The prognosis for cure of women with choriocarcinoma is good even when the disease has spread to distant organs, especially when only the lungs are involved, as in our patient. Therefore, the traditional TNM staging system has limited prognostic value . The probability of cure depends on the following: histologic type (invasive mole or choriocarcinoma), extent of spread of the disease/largest tumor size, level of serum beta-hCG, duration of disease from the initial pregnancy event to start of treatment, number and specific sites of metastases, nature of antecedent pregnancy and the extent of prior treatment. Most of these factors operate in our patient.
Selection of treatment depends on these factors plus the patient’s desire for future pregnancies. The beta-hCG is a sensitive marker to indicate the presence or absence of disease before, during, and after treatment. Given the extremely good therapeutic outcomes of most of these tumors, an important goal is to distinguish patients who need less-intensive therapies from those who require more-intensive regimens to achieve a cure.
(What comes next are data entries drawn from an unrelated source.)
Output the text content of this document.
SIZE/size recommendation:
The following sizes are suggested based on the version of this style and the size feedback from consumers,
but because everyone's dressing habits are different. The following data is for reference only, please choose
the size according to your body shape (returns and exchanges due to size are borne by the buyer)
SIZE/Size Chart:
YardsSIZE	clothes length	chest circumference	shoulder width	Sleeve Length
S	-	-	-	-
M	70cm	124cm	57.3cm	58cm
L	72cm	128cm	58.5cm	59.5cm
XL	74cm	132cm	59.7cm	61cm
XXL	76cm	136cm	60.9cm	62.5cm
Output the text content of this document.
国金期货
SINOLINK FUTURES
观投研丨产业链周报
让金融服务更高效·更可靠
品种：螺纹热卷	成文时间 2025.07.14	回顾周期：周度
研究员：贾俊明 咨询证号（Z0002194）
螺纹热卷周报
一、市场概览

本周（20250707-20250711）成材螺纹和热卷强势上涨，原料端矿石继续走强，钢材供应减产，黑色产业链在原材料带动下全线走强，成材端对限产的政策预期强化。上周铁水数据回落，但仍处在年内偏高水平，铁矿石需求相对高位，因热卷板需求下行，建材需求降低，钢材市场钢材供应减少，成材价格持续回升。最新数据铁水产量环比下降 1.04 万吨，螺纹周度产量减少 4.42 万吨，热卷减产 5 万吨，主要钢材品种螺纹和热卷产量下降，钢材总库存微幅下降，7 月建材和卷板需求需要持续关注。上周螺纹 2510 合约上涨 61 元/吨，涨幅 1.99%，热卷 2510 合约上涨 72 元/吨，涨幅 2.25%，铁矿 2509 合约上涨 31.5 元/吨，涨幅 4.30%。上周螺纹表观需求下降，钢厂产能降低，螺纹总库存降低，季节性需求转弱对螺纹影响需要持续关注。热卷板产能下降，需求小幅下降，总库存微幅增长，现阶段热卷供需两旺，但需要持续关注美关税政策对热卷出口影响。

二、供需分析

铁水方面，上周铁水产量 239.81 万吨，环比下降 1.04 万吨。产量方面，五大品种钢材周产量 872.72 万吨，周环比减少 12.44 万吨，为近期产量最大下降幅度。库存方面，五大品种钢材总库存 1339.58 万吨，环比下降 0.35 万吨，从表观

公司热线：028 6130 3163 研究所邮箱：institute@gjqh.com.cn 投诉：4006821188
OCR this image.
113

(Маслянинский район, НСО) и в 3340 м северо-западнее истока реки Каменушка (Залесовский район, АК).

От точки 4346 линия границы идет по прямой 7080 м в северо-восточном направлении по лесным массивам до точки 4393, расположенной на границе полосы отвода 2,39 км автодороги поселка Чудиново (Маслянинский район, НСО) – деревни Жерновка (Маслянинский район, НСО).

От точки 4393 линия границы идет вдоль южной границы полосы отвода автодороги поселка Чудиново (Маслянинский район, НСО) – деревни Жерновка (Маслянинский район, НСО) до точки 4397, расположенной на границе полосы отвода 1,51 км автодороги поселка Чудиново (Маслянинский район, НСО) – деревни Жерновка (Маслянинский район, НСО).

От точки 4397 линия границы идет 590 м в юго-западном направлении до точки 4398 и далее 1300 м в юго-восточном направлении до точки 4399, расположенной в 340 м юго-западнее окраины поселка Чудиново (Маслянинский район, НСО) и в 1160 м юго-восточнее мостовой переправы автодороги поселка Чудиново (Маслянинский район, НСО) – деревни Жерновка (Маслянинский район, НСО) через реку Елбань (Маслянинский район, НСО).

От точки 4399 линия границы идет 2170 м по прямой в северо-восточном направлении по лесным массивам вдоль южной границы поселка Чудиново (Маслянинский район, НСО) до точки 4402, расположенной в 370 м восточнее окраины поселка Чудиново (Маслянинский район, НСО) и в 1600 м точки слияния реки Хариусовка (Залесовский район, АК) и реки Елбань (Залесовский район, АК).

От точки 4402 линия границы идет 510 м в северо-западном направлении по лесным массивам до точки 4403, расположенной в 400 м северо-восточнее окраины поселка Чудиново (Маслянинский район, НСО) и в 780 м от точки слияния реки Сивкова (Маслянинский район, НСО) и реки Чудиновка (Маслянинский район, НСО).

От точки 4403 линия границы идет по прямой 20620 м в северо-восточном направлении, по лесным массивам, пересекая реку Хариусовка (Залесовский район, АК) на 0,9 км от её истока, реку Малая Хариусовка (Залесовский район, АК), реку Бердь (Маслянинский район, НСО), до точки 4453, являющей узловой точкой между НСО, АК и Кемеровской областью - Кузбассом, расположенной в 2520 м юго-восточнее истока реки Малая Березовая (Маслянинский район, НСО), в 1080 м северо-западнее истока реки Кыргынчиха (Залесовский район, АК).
In conclusion, this is the first reported case of a Jehovah’s Witness patient with metastatic gestational choriocarcinoma, and who survived without obstetrics sequalae, her resource-poor-setting notwithstanding. Gynecologists and physicians should be aware that patient blood management is available in the management of this challenging scenario in resource-poor settings. It is hoped that future development in clinical medicine are needed. This is more so when the Nigerian Supreme Court holds “that under normal circumstances no medical doctor can forcibly proceed to apply treatment to a patient of full and sane faculty without the patient’s consent, particularly if that treatment is of a radical nature such as surgery or blood transfusion” .
Written informed consent was obtained from the patient for publication of this case report and any accompanying images. A copy of the written consent is available for review by the Editor-in-Chief of this journal.